An autogenous source is usually more desirable because it is from oneself. It is usually the gold standard in bone grafting. However, it is often difficult for a general dentist to harvest enough bone from other parts of the patient due to the lack of proper training and expertise. To gather enough bone, the surgeons also need to create an additional surgical wound to harvest the bone. A popular site to get extra bone is from the chin. The second wound will require more surgical time, more surgical procedures, increase the chance of surgical and post-operation complications like pain, swelling, bleeding, infection and nerve damage, etc. Besides, the bone harvest surgical procedure will incur additional costs to the patients.
Bone from a human cadaver is called allogeneic, and they generally provide good results as the autogenous bone. The bodies used in bone harvesting are screened for transmissible diseases first. The harvested bone was processed to remove any proteins and antigens to eliminate any immune response from the new host. The bone is also sterilized thoroughly to remove any potential pathogens before being used in grafting.
Some patients, however, do not feel comfortable having another person’s bone in their bodies.
Xenogeneic bone and biosynthetic bone are good options, but the materials often do not induce adequate new bone formation at the site by the body – less osteoinductive than the human bone graft. When there is not enough new bone formation at the graft site, the remaining unabsorbed xenographic or biosynthetic particles interspersing at the graft site will impair the area’s desired tensile and flexural strength.
I had the privilege of being introduced to using the extracted teeth from a patient as a graft material for the same patient.
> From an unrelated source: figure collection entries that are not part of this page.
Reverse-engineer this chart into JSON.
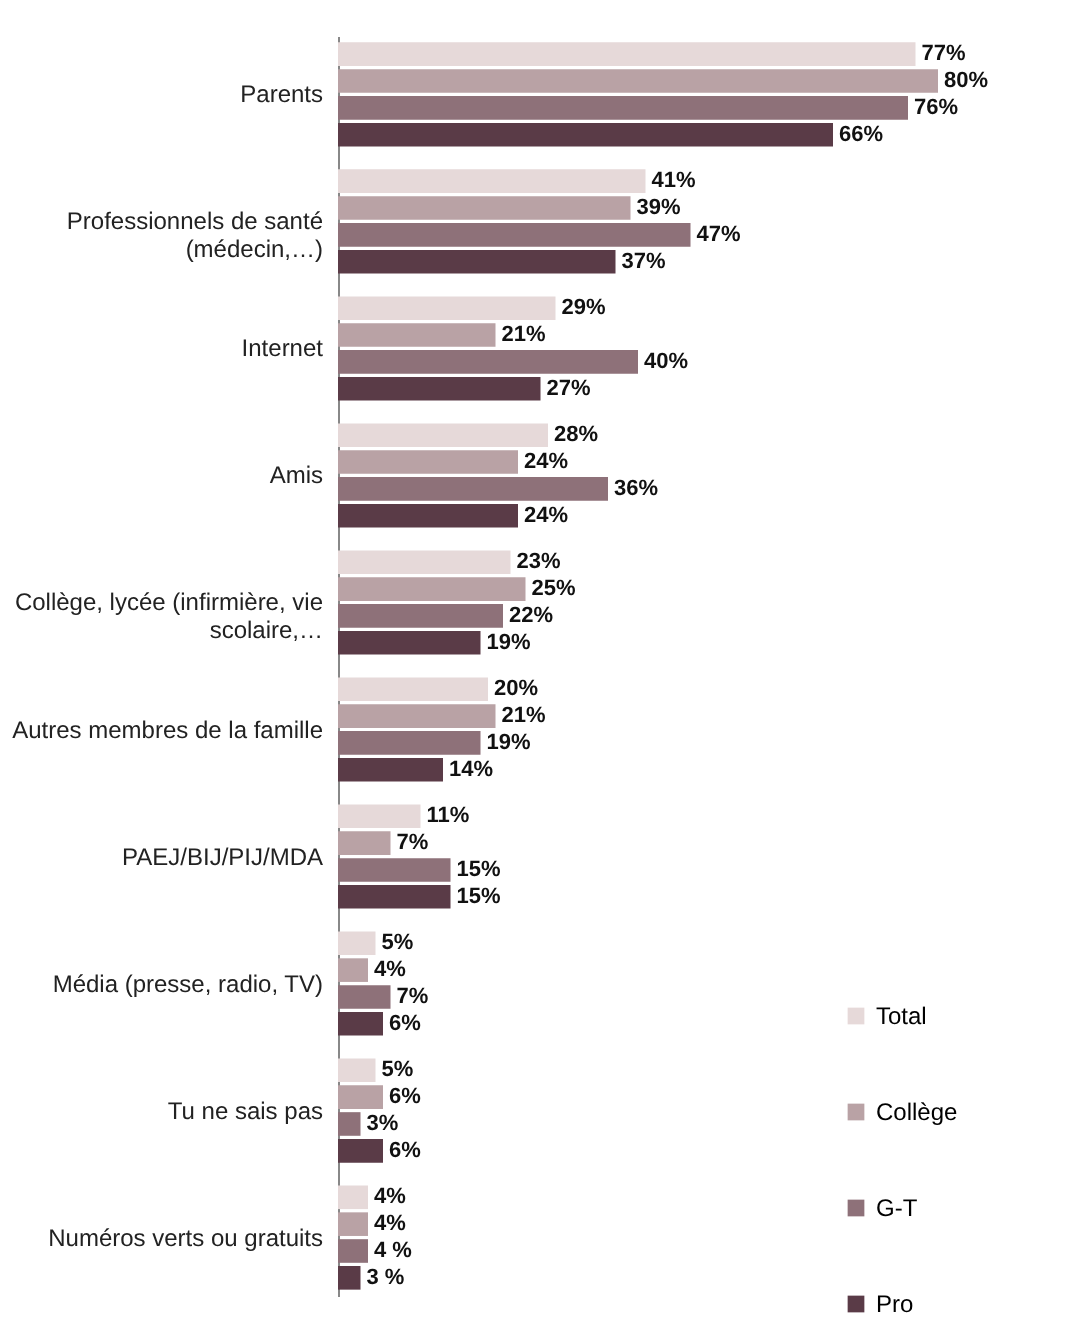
{
  "chart_data": {
    "type": "bar",
    "orientation": "horizontal",
    "categories": [
      "Parents",
      "Professionnels de santé (médecin,…)",
      "Internet",
      "Amis",
      "Collège, lycée (infirmière, vie scolaire,…",
      "Autres membres de la famille",
      "PAEJ/BIJ/PIJ/MDA",
      "Média (presse, radio, TV)",
      "Tu ne sais pas",
      "Numéros verts ou gratuits"
    ],
    "series": [
      {
        "name": "Total",
        "color": "#e6d9d9",
        "values": [
          77,
          41,
          29,
          28,
          23,
          20,
          11,
          5,
          5,
          4
        ],
        "value_labels": [
          "77%",
          "41%",
          "29%",
          "28%",
          "23%",
          "20%",
          "11%",
          "5%",
          "5%",
          "4%"
        ]
      },
      {
        "name": "Collège",
        "color": "#b9a2a5",
        "values": [
          80,
          39,
          21,
          24,
          25,
          21,
          7,
          4,
          6,
          4
        ],
        "value_labels": [
          "80%",
          "39%",
          "21%",
          "24%",
          "25%",
          "21%",
          "7%",
          "4%",
          "6%",
          "4%"
        ]
      },
      {
        "name": "G-T",
        "color": "#8e7179",
        "values": [
          76,
          47,
          40,
          36,
          22,
          19,
          15,
          7,
          3,
          4
        ],
        "value_labels": [
          "76%",
          "47%",
          "40%",
          "36%",
          "22%",
          "19%",
          "15%",
          "7%",
          "3%",
          "4 %"
        ]
      },
      {
        "name": "Pro",
        "color": "#5a3b47",
        "values": [
          66,
          37,
          27,
          24,
          19,
          14,
          15,
          6,
          6,
          3
        ],
        "value_labels": [
          "66%",
          "37%",
          "27%",
          "24%",
          "19%",
          "14%",
          "15%",
          "6%",
          "6%",
          "3 %"
        ]
      }
    ],
    "legend": "bottom right",
    "tick_labels": "y",
    "grid": false
  }
}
When the site of the extracted tooth is to have an implant, the extracted tooth can be processed, disinfected, and ready to be used in 15 minutes.
The prepared particles from the extracted tooth are packed into the sockets and other bony defects around the implant. The packed particles are then covered with a piece of collagen membrane. The site was then secured with sutures and left to heal over the next few months. During the few months, the majority of the graft particles will be resorbed by the body, and, simultaneously, new bone will form to replace the graft.
The benefits of using the extracted teeth for grafting have many benefits and advantages:
- Grafts are at low risk for infection.
- The graft site will heal faster with solid new bone formation because the graft has the growth factors like metalloproteinase, bone morphogenetic protein 7, etc., that are in teeth.
- Less costly than the allograft and biosynthetic materials.
- Better initial stability.
- No other surgical wound from bone harvesting can increase morbidities and complications.